Efficient, Physiologically Realistic Lung Airflow Simulations

Walters, K., Burgreen, GW, Lavallee, D. M., Thompson, D., & Hester, R. L. (2011). Efficient, Physiologically Realistic Lung Airflow Simulations. IEEE Transactions on Biomedical Engineering Letters: Special Issue on Multi-Scale Modeling and Analysis for Computational Biology and Medicine. 58(10), 3016-3019. DOI:10.1109/TBME.2011.2161868.

Abstract

One of the key challenges for computational fluid dynamics (CFD) simulations of human lung airflow is the sheer size and complexity of the complete, multiscale geometry of the bronchopulmonary tree.

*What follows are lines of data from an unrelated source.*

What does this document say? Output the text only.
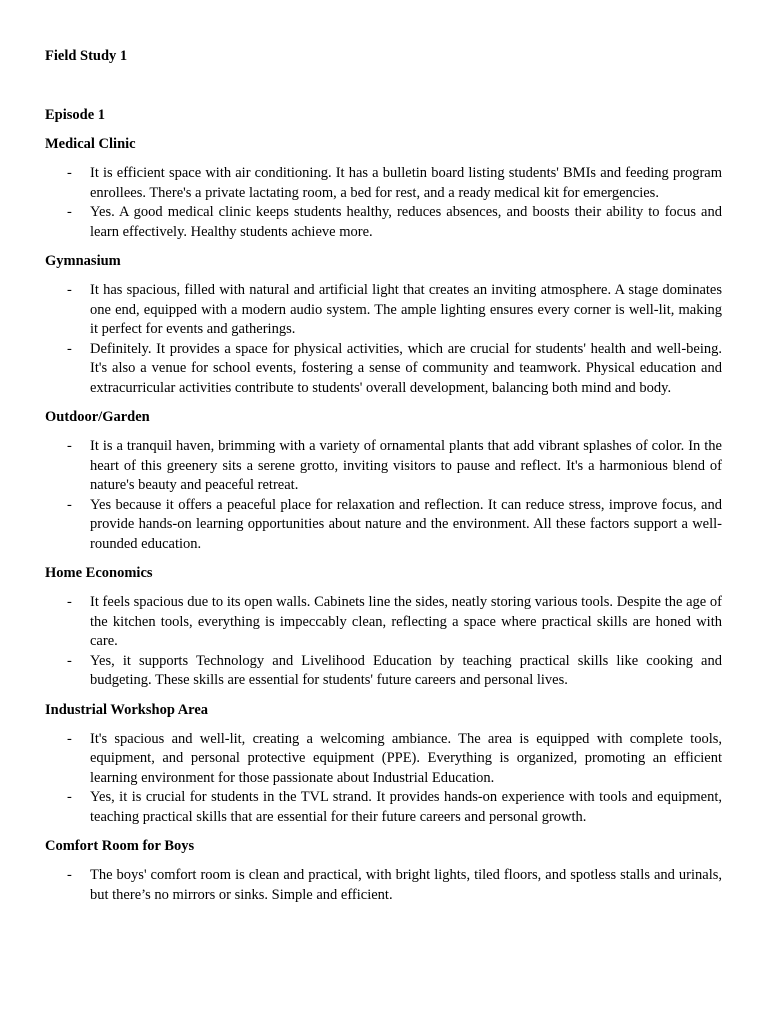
Field Study 1

Episode 1

Medical Clinic

- It is efficient space with air conditioning. It has a bulletin board listing students' BMIs and feeding program enrollees. There's a private lactating room, a bed for rest, and a ready medical kit for emergencies.
- Yes. A good medical clinic keeps students healthy, reduces absences, and boosts their ability to focus and learn effectively. Healthy students achieve more.

Gymnasium

- It has spacious, filled with natural and artificial light that creates an inviting atmosphere. A stage dominates one end, equipped with a modern audio system. The ample lighting ensures every corner is well-lit, making it perfect for events and gatherings.
- Definitely. It provides a space for physical activities, which are crucial for students' health and well-being. It's also a venue for school events, fostering a sense of community and teamwork. Physical education and extracurricular activities contribute to students' overall development, balancing both mind and body.

Outdoor/Garden

- It is a tranquil haven, brimming with a variety of ornamental plants that add vibrant splashes of color. In the heart of this greenery sits a serene grotto, inviting visitors to pause and reflect. It's a harmonious blend of nature's beauty and peaceful retreat.
- Yes because it offers a peaceful place for relaxation and reflection. It can reduce stress, improve focus, and provide hands-on learning opportunities about nature and the environment. All these factors support a well-rounded education.

Home Economics

- It feels spacious due to its open walls. Cabinets line the sides, neatly storing various tools. Despite the age of the kitchen tools, everything is impeccably clean, reflecting a space where practical skills are honed with care.
- Yes, it supports Technology and Livelihood Education by teaching practical skills like cooking and budgeting. These skills are essential for students' future careers and personal lives.

Industrial Workshop Area

- It's spacious and well-lit, creating a welcoming ambiance. The area is equipped with complete tools, equipment, and personal protective equipment (PPE). Everything is organized, promoting an efficient learning environment for those passionate about Industrial Education.
- Yes, it is crucial for students in the TVL strand. It provides hands-on experience with tools and equipment, teaching practical skills that are essential for their future careers and personal growth.

Comfort Room for Boys

- The boys' comfort room is clean and practical, with bright lights, tiled floors, and spotless stalls and urinals, but there’s no mirrors or sinks. Simple and efficient.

Since 3-D CFD simulations of the full airway tree are currently intractable, researchers have proposed reduced geometry models in which multiple airway paths are truncated downstream of the first few generations. This paper investigates a recently proposed method for closing the CFD model by application of physiologically correct boundary conditions at truncated outlets. A realistic, reduced geometry model of the lung airway based on CT data has been constructed up to generation 18, including extrathoracic, bronchi, and bronchiole regions. Results indicate that the new method yields reasonable results for pressure drop through the airway, at a small fraction of the cost of fully resolved simulations.